In a recent article on Motherlode, KJ Dellantonia talks about her decision to put her iPad down and return to what is rapidly becoming an old-fashioned way of reading — book in hand. Her children don’t accept that she is truly reading when they see her with the iPad, believing that she could at any moment stray from the “pages” of her novel and instead begin playing a game or checking in on Facebook.
It’s a suspicion that she determines is not unfounded. E-readers have a tendency to render their users fickle. Bored with the first few pages of the book you’ve selected? No problem. Finding a new one is only a few clicks away and on a device like the iPad the temptation to turn to another form of entertainment when you aren’t captured by those first few lines is multiplied by the hundreds of thousands of apps available at your fingertips.
In the end KJ put down the iPad and picked up a book to ensure her children know without a doubt that she is actually reading with the hope that they’ll do the same. “They don’t equate a gadget with a book, and maybe never will,” she says.

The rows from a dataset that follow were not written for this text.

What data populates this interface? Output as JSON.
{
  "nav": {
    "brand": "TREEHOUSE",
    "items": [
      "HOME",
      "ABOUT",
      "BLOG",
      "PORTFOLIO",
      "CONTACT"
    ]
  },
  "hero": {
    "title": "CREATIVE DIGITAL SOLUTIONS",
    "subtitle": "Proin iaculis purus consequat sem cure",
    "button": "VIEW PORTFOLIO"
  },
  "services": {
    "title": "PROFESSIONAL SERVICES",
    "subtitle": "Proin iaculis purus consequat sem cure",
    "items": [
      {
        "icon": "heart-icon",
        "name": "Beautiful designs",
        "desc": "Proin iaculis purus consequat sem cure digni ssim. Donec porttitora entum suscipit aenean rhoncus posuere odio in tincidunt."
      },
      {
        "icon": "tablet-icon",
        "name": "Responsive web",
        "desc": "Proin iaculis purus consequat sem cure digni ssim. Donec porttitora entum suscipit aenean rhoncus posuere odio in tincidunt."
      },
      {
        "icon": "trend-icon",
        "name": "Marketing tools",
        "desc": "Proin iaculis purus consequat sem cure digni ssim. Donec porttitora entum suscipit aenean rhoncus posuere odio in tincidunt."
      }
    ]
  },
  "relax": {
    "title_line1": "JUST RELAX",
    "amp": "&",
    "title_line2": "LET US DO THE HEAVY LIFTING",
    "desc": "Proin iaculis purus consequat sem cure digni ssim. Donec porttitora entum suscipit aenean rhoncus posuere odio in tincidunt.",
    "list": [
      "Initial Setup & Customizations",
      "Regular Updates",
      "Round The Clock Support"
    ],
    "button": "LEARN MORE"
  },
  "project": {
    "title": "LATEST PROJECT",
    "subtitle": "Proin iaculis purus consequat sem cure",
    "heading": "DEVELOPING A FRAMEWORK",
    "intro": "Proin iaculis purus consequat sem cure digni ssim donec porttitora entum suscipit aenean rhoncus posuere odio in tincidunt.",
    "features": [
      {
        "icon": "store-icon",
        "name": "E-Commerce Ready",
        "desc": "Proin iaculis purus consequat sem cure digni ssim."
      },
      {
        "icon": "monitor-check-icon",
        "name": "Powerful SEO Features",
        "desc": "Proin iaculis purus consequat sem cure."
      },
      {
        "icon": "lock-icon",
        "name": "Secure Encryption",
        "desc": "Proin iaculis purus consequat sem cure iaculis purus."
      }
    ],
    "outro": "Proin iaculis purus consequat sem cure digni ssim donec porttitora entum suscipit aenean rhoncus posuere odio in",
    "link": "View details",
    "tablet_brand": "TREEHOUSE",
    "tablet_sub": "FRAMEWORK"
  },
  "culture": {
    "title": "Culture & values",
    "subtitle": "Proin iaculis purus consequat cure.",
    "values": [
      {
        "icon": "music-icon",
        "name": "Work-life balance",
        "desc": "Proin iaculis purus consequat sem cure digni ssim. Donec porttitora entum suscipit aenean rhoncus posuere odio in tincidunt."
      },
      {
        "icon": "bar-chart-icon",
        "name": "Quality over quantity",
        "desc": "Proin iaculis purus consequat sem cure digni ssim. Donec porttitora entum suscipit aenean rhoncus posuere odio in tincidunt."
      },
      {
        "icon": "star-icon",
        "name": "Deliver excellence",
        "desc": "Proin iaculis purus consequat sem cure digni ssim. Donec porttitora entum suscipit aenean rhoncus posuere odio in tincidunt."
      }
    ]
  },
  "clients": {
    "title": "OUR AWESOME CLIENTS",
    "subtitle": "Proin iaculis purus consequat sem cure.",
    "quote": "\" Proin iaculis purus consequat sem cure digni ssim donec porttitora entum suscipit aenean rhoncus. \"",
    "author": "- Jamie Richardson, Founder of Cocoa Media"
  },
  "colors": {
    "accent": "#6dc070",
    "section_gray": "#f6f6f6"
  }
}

A few months ago I would have been inclined to agree with her. Ever the luddite, I fought my husband’s suggestion that we purchase an e-reader. Our closets were overflowing with messy stacks of paperbacks. We had them crammed under beds and stacked on shelves, but still I dismissed the idea that taking our love for reading digital might solve our problem, or at least slow it down. Nothing could replace the simple joy of feeling a page under fingertip for me.
Then came my husband’s birthday, he’s impossible to buy for, and a kindle seemed like the best option. I didn’t have to use the thing, after all. Fast forward six months and we are scrambling every evening to be the first to lay claim to the e-reader. Anders has his own version now in the VTech V.Reader and he will often settle in next to me on the couch with it.
On any given evening you may find the four of us sitting in the living room, two of us immersed in our e-readers, one perusing the paper on an iPhone, another with the iPad across their lap listening intently as Elmo reads a book about Sesame Street aloud to them. We are the portrait of a modern family. Of course, we have to find the balance in screen time and face time, but I honestly believe these two can be combined for a positive developmental outcome in my children.
Books becoming more interactive and readily available is a plus and, I believe, an increase in their draw. I often wonder if my younger sister, a person with a professed lifelong distaste for reading due to the fact that “it’s boring,” might have developed an interest if books back then were as exciting as they are for today’s generation.
I will never lose my love and appreciation for the feel of a book in my hand, for sitting with my child in my lap and exploring the colorful pages of a storybook together, but I’m also more accepting than ever of the evolving physical state of books and the way we access and enjoy them.
In time, my children may know a book as a gadget, but as long as it’s a gadget they make frequent use of, I’m okay with that.